E.T. Found In New Mexico Landfill

One of the most infamous urban legends in video games has turned out to be true.

Digging in Alamogordo, New Mexico today, excavators discovered cartridges for the critically-panned Atari game E.T., buried in a landfill way back in 1983 after Atari couldn’t figure out what else to do with their unsold copies. For decades, legend had it that Atari put millions of E.T. cartridges in the ground, though some sceptics have wondered whether such an extraordinary event actually happened. (Of course, news outlets like the New York Times reported on the dump back in 1983.)

Last year, Alamogordo officials finally approved an excavation of the infamous landfill, and plans kicked into motion two weeks ago, with Microsoft partnering up with a documentary team to dig into the dirt and film the results.

Today, it’s official. They have found E.T.’s home — though it’s unclear whether there are really millions or even thousands of copies down there.
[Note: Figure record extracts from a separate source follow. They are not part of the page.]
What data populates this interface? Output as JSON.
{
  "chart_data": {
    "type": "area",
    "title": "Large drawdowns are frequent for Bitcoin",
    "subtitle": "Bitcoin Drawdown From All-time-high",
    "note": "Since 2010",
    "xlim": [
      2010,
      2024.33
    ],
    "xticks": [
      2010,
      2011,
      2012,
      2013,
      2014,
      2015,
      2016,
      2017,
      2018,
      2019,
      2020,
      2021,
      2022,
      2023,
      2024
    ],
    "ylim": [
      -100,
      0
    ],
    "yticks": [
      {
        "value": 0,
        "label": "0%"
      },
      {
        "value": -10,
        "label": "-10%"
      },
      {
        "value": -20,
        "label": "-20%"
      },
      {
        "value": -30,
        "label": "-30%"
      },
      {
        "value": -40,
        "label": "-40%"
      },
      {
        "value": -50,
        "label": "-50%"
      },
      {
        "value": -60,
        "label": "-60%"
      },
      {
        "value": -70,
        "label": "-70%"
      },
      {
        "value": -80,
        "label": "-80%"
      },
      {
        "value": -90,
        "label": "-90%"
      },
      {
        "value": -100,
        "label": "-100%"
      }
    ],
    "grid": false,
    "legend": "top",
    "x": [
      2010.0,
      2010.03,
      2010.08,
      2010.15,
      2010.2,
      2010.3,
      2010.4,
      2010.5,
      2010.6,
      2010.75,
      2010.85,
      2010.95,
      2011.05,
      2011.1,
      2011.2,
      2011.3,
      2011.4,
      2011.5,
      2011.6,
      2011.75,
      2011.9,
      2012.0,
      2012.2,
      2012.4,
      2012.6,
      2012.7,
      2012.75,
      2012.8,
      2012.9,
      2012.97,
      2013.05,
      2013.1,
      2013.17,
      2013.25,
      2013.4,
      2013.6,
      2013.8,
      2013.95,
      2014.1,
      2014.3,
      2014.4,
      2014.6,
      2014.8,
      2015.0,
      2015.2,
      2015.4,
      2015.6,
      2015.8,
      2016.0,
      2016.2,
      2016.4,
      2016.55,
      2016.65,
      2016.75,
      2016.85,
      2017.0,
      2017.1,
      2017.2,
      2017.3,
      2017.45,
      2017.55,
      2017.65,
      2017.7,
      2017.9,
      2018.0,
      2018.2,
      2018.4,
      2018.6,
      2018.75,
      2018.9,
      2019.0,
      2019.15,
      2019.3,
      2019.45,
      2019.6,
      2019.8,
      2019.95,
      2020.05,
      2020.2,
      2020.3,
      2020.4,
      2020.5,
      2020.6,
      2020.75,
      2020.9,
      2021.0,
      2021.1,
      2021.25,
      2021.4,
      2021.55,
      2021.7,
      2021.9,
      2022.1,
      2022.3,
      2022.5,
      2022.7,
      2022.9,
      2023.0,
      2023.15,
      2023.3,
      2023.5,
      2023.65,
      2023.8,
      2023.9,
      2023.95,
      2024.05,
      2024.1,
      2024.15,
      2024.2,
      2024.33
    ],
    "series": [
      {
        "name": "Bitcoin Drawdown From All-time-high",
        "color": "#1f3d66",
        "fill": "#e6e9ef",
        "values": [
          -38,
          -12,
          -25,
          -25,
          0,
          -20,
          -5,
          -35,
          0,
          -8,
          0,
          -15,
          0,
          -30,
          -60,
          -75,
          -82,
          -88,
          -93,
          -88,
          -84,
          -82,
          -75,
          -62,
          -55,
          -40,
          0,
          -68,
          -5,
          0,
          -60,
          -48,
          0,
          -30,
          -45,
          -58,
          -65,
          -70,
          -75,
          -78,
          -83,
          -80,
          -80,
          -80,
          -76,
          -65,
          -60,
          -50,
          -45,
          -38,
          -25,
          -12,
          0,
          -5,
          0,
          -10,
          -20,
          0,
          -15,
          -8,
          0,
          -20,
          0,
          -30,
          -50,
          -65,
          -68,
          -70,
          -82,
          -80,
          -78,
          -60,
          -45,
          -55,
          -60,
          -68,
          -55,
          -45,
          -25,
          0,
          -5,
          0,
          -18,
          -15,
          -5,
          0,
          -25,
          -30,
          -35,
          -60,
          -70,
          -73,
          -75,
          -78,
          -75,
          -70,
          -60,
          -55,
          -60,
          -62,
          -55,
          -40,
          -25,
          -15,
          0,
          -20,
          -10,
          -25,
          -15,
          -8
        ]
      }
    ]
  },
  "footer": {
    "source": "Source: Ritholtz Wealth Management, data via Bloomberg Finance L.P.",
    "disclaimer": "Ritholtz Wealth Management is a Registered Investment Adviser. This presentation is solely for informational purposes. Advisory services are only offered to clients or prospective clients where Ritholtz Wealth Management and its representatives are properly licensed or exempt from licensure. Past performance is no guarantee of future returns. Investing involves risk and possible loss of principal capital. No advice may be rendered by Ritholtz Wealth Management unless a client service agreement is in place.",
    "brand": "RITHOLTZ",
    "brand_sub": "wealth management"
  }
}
The AP reports they have found “hundreds” so far, and we’ll keep you updated as they keep digging.

Top image via Microsoft’s Major Nelson.

Here it is up close – the very first ET cartridge exhumed after 30 years pic.twitter.com/nb8tv33w8F

— Larry Hryb (@majornelson) April 26, 2014

More photos via Wired’s Chris Kohler:


  • At last, the Unholy Grail of gaming has been recovered!
    Is this a sign for the end of the electronic entertainment?

  • Didn’t anybody warn them about the curse?! Now the excavators and film makers are going to start dying one by one in bizarre circumstances until they re-bury those cartridges and let them rest in peace.

    • personally I would have gone with a pirates of the caribbean-esque

      Aye. That’s exactly what I thought when first told of the tale. Buried in the plains of Alamogordo that which cannot be found except by those who already knows where it is. Find it, we did. And there be the landfill… and inside, be the cartridges. We took them all! Ebaye’d ’em, traded ’em and fritted ’em away, for mortgages and power bills and pleasurable company.

  • So… now that they’ve opened the landfill, whats next? Kinda poinless unless they are planning to make lots of money off a documentary… about digging up a landfill.

  • Man, was so hoping they’d find a skeleton of ET and not the games…. damn misleading title :\

      • Me too, and I doubt we are the only ones. There’s some profit to made here. Number each one, and each one would be rather unique in it’s amount/type of deteroration. Own a piece of video game urban legend history.

  • Given the article’s title, it sounded like they were digging and broke through into an underground chamber in which there was a sarcophagus surrounded by piles of the ET game arranged at seven points on a circle, burning with an ethereal green glow. Upon opening the sarcophagus, they found ET’s still warm body which then opened its eyes, extended its neck and made a horrible screeching sound before taking flight and starting the Song of Irata to herald the ending of the world.